An exact Markovian decoherence dynamics of two interacting harmonic oscillators coupled to a bosonic heat bath

Abstract: We present an exact analytical solution of the Hu-Paz-Zhang master equation in a precise Markovian limit for a system of two harmonically coupled harmonic oscillators interacting with a common thermal bath of harmonic oscillators. The thermal bath is initially considered to be at arbitrary temperatures and characterized by an Ohmic Lorentz-Drude spectral density. In the examined system, couplings between the two harmonic oscillators and the environment ensure a complete decoupling of the center-of-mass and relative degrees of freedom, resulting in undamped dynamics in the relative coordinate.

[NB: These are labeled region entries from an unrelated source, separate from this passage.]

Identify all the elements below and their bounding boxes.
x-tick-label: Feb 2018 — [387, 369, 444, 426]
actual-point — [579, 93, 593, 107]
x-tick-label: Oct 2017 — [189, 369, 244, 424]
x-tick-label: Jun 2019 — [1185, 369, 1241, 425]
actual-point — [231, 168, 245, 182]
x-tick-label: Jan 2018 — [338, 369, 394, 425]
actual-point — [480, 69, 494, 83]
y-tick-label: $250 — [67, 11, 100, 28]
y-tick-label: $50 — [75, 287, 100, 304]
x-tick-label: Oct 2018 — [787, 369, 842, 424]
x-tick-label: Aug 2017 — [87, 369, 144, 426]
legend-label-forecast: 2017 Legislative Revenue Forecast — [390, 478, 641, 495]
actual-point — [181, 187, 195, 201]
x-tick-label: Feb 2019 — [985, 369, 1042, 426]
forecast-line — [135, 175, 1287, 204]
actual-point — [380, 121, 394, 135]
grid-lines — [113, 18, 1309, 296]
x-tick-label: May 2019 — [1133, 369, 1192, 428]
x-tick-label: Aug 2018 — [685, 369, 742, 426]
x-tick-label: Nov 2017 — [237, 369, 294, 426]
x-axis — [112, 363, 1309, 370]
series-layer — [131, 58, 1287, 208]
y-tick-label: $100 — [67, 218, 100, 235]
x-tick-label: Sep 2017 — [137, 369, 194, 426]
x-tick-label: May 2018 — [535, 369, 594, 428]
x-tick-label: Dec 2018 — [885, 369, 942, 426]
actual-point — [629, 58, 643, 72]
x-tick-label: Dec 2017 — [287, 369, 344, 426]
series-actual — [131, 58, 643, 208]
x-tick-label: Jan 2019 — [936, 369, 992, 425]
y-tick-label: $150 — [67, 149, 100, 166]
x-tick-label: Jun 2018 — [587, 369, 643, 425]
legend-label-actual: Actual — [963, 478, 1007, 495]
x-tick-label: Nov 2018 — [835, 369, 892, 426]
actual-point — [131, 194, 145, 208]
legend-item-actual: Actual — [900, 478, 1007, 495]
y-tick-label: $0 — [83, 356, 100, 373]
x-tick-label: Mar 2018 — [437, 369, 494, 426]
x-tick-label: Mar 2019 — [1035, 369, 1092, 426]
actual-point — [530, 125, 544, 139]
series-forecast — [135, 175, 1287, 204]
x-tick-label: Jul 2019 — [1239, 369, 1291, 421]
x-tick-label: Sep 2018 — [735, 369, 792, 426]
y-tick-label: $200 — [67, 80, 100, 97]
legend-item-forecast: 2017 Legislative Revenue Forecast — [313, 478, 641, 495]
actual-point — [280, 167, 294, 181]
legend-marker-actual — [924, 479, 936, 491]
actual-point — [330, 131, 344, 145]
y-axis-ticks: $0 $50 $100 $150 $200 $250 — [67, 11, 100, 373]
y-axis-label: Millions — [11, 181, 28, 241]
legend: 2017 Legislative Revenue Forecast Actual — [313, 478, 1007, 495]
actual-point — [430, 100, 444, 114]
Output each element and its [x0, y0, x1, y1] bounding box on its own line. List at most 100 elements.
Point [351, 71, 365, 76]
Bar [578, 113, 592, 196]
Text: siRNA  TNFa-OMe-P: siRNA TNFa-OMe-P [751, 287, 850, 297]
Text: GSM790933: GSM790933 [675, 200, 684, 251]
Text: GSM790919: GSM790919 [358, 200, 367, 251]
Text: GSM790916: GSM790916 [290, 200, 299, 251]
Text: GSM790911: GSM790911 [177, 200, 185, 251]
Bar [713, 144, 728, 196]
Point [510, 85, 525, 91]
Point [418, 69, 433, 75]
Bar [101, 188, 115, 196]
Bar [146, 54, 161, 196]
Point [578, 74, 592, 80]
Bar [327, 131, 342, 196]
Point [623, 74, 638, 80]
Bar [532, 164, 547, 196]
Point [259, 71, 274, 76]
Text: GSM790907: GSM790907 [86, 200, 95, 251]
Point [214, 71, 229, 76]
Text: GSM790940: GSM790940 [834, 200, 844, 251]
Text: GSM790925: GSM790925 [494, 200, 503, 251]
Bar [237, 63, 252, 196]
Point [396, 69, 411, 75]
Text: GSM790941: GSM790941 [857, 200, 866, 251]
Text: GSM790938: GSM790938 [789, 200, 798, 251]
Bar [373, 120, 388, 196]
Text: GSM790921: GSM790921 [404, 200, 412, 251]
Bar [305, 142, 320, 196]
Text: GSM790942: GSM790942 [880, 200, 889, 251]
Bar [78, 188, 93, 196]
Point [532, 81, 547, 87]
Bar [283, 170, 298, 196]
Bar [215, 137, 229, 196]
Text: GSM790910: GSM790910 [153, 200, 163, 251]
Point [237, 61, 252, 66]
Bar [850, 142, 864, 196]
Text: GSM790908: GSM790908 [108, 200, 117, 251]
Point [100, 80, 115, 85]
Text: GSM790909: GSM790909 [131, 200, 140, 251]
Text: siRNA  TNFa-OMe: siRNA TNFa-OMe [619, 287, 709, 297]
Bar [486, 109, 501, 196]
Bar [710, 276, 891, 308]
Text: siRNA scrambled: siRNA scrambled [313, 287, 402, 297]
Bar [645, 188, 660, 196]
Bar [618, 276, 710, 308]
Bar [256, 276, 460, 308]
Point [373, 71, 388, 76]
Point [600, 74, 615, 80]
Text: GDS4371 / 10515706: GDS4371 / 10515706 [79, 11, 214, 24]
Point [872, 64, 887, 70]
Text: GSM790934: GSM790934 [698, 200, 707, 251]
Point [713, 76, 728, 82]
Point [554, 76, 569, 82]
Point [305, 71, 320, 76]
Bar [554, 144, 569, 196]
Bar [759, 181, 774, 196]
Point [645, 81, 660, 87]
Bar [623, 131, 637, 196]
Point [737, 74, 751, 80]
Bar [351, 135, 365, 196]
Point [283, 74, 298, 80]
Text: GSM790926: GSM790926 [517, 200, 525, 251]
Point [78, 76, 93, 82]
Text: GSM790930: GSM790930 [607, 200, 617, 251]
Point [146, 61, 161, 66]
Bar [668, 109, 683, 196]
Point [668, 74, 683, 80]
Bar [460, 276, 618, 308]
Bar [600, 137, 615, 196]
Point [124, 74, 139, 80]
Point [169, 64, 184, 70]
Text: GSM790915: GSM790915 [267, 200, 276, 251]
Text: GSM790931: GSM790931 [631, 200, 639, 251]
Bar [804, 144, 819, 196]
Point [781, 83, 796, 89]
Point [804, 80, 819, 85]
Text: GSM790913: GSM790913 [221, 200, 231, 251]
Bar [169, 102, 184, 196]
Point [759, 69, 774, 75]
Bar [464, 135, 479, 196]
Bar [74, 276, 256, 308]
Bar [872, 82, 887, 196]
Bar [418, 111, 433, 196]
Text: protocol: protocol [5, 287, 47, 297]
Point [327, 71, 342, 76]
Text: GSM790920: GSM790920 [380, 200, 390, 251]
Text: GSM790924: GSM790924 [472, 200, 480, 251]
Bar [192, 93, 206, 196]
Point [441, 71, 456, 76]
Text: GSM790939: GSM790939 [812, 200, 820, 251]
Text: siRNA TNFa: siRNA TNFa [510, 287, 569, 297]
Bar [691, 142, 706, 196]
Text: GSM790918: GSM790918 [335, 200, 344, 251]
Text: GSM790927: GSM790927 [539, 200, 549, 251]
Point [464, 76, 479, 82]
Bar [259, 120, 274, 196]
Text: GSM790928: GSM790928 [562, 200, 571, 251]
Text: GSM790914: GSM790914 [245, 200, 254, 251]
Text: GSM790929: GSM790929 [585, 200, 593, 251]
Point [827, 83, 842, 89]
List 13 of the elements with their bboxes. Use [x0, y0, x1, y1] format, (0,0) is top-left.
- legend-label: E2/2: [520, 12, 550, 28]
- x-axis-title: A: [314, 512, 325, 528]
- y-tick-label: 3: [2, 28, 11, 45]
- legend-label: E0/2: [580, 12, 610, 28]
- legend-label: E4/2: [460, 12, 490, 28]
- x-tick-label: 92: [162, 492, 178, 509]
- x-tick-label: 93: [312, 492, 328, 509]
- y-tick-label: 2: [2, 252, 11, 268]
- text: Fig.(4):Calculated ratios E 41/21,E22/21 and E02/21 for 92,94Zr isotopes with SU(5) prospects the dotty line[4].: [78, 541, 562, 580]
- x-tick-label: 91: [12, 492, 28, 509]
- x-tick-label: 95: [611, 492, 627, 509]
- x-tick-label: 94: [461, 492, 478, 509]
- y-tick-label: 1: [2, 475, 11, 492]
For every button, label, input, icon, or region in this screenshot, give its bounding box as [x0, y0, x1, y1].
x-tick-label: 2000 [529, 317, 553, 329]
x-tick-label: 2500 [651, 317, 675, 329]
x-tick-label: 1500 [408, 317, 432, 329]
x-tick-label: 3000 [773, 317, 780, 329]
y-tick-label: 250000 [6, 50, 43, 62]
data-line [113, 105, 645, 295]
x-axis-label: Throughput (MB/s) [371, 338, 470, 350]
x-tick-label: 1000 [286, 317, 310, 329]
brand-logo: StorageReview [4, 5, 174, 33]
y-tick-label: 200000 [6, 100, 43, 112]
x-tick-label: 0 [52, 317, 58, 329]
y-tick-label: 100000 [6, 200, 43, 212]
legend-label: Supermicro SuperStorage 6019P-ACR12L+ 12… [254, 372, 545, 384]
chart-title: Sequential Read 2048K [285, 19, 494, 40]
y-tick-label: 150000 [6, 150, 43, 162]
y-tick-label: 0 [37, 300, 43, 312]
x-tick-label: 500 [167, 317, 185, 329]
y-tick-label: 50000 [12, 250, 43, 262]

The exact time evolution is used to analyze the system's entanglement dynamics, quantified through logarithmic negativity and quantum mutual information, while ensuring the positivity of the density operator to confirm the physical validity of the results. We demonstrate that, under certain parameter regimes and initial conditions, the asymptotic dynamics can give rise to periodic entanglement-disentanglement behavior. Furthermore, numerical simulations reveal that for negative values of the direct coupling between the oscillators, which are sufficiently close to a critical lower bound beyond which the system becomes unstable, the system can maintain entanglement across a broad temperature range and for arbitrarily long durations.